By the time I was actually admitted for my two week stay, I had completely convinced myself that late one night I'd wake up to my bed shaking and the hospital walls crumbling around me. I'd probably make it out of the collapsed building, you know, 'cause I'm pretty tough. I'd maybe have a few broken bones or a missing limb or two, but that would only be the beginning because I'd then have to take my bloody and broken body on a trek across the state (which at this point, for some reason, I imagine looking similar to Hiroshima after the bomb) to find my family. 

This is honestly where my mind goes, and the scary thing is that even though part of me knows I'm being absolutely ridiculous, I just can't stop myself from thinking (and believing!) these things.  

More recently, two people in Utah died from Hantavirus. My mind immediately flashed back to the random mice we've found in our house and there was actually a period of several days in which I was absolutely certain that those mice had been carrying the Hantavirus. At that point I just knew that I was going to catch it, but since the symptoms of the virus are similar to the way I feel at the beginning of a CF exacerbation (fever, chills, cough, headache, etc.) it would be misdiagnosed at first. By the time we finally figured out that it was in fact Hanatvirus, not CF causing me to be sick, it'd be too late. There would be nothing they could do for me and I would die from Hantavirus! 

This is the kind of irrational thinking my husband gets to deal with on a daily basis. Please send him flowers. 

Anyway, needless to say, if we ended up having to evacuate our home in real life, I would be anything but calm about it. In fact, I've been scared enough about just the possibility of the mountains near my home catching fire that I recently cancelled some weekend plans Adam and I had because I was about 89% sure that if we left town, our house would burn down. 

Things are dying down a bit and most of the fires that have been raging across the state have now been contained. I'm feeling good enough about things that we are planning a camping trip in the near future and I've actually agreed to leave the house for an extended period of time. I'm even fairly secure in the knowledge that we'll return to our home still standing. 

But you'd better believe I'm packing a razor... just in case. 

Sunday, July 8, 2012

Just a quick "hello"

Hey, guys (if there is in fact anyone who still reads this thing)! Remember back when I had a blog that I actually updated every now and then? Remember all the fun things we used to talk about like my cute kids and severed Achilles tendons and that time I vomited into my own hands? Yeah... those were some good times, right?

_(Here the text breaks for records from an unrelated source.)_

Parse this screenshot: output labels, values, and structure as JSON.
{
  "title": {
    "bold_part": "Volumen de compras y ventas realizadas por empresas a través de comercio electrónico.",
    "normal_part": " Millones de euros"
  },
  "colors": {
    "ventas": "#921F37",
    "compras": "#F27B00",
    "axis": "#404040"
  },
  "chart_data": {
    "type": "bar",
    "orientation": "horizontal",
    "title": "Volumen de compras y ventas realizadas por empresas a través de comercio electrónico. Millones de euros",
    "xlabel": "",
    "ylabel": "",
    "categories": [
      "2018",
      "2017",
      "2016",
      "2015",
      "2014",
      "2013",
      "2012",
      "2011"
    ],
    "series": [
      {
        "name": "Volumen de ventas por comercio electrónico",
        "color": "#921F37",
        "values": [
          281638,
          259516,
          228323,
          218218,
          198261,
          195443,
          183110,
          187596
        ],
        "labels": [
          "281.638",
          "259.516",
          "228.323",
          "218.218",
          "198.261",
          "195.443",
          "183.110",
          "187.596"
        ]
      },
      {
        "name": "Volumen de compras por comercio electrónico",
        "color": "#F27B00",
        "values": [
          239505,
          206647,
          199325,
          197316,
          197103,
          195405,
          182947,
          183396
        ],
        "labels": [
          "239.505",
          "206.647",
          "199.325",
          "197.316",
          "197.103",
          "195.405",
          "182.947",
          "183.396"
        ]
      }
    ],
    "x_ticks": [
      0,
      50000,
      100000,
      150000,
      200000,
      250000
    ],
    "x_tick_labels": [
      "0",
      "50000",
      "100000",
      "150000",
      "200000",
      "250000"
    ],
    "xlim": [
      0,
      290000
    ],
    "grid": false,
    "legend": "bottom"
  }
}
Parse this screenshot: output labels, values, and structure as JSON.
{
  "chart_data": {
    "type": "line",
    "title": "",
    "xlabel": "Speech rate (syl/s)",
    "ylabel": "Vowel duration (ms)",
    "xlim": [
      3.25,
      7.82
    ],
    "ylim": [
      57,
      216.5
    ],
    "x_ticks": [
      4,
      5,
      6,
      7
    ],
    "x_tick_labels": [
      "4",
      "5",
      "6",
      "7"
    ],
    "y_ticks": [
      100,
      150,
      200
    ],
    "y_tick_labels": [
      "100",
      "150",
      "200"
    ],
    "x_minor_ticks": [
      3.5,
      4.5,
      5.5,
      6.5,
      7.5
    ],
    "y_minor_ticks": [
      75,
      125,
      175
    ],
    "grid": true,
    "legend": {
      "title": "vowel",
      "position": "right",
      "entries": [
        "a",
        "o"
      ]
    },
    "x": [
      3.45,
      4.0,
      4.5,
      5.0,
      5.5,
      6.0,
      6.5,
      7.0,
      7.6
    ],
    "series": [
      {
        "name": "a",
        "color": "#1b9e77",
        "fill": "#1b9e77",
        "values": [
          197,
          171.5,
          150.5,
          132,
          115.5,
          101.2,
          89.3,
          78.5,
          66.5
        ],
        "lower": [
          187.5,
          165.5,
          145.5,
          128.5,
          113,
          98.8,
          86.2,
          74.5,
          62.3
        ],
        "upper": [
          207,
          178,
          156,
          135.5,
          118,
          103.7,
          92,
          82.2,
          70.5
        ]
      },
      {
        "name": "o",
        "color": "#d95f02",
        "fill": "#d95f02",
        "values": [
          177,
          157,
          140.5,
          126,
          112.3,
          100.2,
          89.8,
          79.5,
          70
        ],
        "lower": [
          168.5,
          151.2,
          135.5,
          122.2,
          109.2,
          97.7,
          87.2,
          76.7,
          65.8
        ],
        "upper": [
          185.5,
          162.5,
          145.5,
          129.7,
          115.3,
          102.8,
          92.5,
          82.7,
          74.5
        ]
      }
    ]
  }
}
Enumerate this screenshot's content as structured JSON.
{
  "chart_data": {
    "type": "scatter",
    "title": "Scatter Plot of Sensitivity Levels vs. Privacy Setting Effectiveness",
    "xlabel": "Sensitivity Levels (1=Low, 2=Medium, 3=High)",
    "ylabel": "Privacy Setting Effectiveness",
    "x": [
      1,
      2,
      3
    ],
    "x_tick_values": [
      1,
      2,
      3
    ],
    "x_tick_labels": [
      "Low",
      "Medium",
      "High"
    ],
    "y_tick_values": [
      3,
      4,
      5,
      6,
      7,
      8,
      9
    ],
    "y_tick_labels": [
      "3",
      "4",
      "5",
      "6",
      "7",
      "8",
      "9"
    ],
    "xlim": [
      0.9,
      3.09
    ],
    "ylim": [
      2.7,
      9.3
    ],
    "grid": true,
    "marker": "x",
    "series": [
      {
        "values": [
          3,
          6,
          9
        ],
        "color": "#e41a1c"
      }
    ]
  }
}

Here's the thing: I don't have much time today (haven't had much time to sit down and actively write anything lately) but I've missed my friends here in blogland! At the very least I needed to stop in and say hello.


Life is good right now, and this summer has been great! Well, except for the fact that each day there seems to be another wildfire start up here in Utah. There have been a few big ones pretty darn close to home. We haven't been in any danger personally, but some friends in neighboring cities have faced evacuations and property loss. It's been a sad, scary thing and it's especially worrisome since Utah's "fire season" hasn't even really started yet. 


Other than that, things have been going pretty well around here. Morgan and Shylee have been keeping us as busy as ever, Adam and I will be celebrating our fifth wedding anniversary later in the month, and then next month Morgan turns three. (A fact that completely blows my mind!)


I really, really, REALLY hope to write something of substance in the very near future, so keep checking back (if you haven't already given up on me). In the meantime, I sincerely hope you are enjoying your summer as well!